Once there were two girls, the best of friends. They played together, went to school together, and grew up together. They even made a point of attending the same college together. Nothing could separate them, or so they thought.
One day, when they were juniors, a young man in their class began showing one of the girls a great deal of attention, courting her. And because he was a good guy and her dad approved, she was more than willing to reciprocate. But because there are only so many hours in the day, this meant that there was a significant drop off in the time she was able to spend with her friend. Most of her free time was now with her suitor, and when she was with her girlfriend, she spent most of it talking about him.
Of course her friend was beside herself.
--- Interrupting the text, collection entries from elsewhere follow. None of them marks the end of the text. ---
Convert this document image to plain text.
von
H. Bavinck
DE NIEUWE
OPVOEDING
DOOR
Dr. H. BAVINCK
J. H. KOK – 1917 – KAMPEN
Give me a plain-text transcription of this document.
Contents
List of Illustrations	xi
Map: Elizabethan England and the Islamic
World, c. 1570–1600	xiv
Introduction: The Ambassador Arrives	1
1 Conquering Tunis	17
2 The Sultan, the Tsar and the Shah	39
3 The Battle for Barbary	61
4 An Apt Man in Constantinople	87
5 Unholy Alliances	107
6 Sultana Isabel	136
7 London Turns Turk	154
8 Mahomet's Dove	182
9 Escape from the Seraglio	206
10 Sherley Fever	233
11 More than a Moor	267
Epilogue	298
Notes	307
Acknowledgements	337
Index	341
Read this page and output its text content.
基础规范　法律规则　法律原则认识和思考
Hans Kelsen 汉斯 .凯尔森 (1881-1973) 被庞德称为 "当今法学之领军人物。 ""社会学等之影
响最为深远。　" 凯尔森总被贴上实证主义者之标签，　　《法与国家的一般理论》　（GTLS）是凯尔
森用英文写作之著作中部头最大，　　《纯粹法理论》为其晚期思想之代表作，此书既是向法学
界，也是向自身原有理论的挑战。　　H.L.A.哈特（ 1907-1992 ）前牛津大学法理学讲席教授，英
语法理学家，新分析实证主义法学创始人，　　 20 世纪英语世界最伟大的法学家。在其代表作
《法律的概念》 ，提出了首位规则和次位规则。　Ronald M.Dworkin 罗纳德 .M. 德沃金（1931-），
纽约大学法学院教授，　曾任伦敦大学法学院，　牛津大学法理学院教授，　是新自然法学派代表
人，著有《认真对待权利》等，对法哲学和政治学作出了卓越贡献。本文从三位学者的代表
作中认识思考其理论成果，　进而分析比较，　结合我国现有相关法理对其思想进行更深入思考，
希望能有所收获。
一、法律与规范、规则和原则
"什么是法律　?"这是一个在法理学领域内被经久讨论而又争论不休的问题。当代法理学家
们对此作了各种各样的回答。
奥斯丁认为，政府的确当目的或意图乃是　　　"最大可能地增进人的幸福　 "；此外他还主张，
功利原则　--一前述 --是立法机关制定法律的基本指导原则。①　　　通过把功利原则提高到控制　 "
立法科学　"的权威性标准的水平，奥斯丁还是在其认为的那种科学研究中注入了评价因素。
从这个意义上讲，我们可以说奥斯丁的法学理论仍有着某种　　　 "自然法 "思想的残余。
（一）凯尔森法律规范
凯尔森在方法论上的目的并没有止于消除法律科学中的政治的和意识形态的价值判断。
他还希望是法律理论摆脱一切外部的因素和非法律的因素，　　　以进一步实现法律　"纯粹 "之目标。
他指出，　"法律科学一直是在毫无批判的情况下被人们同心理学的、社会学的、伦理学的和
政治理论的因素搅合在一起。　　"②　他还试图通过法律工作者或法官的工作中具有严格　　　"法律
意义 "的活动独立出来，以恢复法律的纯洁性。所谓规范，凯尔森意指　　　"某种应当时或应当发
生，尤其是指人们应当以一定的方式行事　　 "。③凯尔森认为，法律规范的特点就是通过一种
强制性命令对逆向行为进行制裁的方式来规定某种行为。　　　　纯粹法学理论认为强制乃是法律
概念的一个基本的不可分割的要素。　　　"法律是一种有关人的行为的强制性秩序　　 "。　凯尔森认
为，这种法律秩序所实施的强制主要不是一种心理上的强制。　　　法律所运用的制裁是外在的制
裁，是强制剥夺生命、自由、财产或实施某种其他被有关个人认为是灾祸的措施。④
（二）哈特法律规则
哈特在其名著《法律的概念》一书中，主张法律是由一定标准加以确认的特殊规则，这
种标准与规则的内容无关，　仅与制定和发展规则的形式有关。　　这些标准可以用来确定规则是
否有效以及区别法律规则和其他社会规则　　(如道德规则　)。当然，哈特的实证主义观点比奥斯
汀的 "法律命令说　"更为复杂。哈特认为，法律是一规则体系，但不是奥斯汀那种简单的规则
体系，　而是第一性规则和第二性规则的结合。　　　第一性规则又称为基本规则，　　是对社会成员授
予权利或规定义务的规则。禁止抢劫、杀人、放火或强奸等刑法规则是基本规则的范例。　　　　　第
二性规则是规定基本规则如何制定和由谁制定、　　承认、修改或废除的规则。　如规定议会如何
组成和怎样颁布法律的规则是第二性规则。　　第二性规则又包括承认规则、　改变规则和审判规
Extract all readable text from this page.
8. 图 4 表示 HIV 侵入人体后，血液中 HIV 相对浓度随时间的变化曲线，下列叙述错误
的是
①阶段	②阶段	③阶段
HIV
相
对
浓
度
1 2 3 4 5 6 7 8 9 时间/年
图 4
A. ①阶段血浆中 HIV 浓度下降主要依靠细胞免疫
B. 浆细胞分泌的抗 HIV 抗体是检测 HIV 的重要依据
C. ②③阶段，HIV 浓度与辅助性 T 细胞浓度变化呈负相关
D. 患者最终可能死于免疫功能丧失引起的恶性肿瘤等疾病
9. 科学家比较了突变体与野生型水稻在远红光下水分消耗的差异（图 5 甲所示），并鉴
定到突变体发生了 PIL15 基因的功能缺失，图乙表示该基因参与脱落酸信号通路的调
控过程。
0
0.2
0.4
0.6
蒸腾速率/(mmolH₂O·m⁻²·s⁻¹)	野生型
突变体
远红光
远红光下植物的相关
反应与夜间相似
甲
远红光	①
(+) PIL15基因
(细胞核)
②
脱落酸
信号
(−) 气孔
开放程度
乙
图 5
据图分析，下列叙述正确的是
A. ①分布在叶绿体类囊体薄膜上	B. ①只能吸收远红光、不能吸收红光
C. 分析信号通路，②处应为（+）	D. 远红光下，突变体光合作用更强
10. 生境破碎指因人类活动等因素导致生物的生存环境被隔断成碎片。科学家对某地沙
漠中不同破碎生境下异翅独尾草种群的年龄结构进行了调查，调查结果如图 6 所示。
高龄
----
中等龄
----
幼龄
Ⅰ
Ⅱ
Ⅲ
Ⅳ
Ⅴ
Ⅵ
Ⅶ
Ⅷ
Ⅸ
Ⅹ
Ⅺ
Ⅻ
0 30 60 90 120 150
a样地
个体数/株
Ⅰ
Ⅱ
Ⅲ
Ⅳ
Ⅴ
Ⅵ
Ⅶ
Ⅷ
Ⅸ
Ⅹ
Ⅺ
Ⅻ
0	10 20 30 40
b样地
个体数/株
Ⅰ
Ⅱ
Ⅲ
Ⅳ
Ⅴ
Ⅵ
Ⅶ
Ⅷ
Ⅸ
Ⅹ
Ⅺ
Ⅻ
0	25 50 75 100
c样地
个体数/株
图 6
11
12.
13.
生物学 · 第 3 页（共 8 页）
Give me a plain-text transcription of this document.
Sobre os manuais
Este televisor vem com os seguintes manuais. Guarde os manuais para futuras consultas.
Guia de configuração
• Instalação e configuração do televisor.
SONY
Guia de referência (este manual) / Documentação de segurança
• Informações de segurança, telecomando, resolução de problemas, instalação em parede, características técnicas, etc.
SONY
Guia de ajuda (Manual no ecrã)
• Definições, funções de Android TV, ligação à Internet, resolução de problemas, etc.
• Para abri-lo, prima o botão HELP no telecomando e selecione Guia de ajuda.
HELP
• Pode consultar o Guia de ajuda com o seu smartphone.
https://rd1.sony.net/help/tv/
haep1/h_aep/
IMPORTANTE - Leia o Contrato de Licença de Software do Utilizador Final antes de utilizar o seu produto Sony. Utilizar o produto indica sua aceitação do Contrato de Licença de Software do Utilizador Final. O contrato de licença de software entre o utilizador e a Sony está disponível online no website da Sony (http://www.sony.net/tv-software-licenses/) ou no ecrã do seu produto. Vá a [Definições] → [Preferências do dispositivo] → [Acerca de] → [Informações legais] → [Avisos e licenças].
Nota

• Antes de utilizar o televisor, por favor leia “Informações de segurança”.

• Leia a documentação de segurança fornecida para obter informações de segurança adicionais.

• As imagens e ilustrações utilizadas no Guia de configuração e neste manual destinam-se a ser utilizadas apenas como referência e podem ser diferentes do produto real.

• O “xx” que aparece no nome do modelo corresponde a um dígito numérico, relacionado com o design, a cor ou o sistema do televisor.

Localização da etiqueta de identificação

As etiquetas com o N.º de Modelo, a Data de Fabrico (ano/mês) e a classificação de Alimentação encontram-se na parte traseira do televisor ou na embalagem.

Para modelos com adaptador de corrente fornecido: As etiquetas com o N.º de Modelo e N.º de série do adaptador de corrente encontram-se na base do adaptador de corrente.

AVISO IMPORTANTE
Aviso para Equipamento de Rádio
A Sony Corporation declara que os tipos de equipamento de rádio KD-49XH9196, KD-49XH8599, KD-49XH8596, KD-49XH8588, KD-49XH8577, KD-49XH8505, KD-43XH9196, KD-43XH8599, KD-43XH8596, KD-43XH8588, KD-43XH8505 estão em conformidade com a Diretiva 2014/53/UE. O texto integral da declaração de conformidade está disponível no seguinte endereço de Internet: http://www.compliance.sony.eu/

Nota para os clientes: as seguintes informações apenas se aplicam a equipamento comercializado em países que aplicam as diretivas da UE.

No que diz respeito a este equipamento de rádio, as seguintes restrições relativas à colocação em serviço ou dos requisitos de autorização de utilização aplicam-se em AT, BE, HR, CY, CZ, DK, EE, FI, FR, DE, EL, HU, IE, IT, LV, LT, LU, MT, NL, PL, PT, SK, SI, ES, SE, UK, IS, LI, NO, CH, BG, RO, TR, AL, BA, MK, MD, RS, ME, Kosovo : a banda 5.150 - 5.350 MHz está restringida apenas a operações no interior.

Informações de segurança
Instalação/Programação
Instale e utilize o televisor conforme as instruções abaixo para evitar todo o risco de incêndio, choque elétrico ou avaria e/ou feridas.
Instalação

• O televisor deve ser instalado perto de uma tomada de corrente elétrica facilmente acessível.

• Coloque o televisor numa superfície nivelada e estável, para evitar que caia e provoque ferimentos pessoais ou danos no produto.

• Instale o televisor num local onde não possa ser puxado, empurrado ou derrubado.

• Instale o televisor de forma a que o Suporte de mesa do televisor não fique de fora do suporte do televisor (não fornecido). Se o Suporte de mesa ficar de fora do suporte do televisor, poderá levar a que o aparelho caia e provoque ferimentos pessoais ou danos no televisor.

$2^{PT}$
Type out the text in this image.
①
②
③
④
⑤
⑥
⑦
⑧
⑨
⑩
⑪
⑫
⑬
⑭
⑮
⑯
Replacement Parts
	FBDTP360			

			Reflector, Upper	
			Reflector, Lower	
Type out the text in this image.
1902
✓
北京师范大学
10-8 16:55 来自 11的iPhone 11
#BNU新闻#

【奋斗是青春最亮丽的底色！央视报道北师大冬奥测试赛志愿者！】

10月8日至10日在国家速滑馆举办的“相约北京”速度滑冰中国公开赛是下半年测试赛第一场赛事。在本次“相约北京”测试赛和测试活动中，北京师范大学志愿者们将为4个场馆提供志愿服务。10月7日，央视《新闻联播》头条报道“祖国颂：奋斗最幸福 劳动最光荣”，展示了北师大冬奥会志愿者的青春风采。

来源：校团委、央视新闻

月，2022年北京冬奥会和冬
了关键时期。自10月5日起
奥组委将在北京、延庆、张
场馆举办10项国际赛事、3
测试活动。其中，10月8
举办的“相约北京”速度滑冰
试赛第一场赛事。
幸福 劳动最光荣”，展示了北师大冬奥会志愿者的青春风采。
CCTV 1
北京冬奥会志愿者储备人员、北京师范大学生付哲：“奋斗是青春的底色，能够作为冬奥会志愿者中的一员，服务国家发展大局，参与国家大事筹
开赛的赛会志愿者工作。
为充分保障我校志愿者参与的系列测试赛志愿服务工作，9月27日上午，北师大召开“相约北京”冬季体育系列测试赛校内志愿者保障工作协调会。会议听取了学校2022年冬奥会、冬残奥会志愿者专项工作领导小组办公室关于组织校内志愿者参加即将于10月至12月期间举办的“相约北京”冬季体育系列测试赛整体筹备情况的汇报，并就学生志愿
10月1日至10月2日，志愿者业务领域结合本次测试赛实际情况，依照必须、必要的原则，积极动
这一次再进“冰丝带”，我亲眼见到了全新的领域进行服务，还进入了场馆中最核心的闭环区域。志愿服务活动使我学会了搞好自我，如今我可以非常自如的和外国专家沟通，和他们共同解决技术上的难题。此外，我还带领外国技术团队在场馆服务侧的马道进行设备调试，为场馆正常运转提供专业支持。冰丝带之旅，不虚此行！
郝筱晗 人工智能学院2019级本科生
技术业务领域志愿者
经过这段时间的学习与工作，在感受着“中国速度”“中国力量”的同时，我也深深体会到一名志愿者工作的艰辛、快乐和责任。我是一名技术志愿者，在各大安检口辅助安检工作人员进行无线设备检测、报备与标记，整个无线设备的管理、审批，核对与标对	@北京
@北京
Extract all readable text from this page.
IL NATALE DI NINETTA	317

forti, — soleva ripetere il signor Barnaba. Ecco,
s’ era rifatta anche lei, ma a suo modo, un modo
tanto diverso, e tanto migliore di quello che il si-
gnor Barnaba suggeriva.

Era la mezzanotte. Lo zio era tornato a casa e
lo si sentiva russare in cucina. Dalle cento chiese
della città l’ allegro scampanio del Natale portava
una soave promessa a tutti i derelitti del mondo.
There was a bit of a legitimate grievance—her friend was being a tad thoughtless, but not as much as it appeared. But there was also the jealousy for what her friend now had that she did not, not to mention resentment over what she had lost, and was missing desperately, and which her friend didn’t seem to be missing at all. At one point, the girl even found herself on the verge of flirting with her friend’s suitor—not because she wanted him, but because the courtship was the enemy and this would wreck the courtship. Of course stealing a guy from your best friend is not exactly the way to seal that friendship. But sin doesn’t make sense. If it made sense, it wouldn’t be sin.
How much she wanted to flirt with a guy she didn’t even want scared her, and so she called her mom one evening and spilled everything—how angry she was, how hurt she was, and just how wrong everything was. To her surprise, her mother was not as sympathetic as she had been expecting. “Our duties do not arise from what we want,” she said. “Just imagine the chaos.”
She had this view because the same thing had happened to her twenty-two years before . . . only she had been in the position of her daughter’s close friend. That situation had not gone well at all, and there were times when she still missed her friend. “But,” she added to her daughter. “I don’t miss your dad. He’s right here.”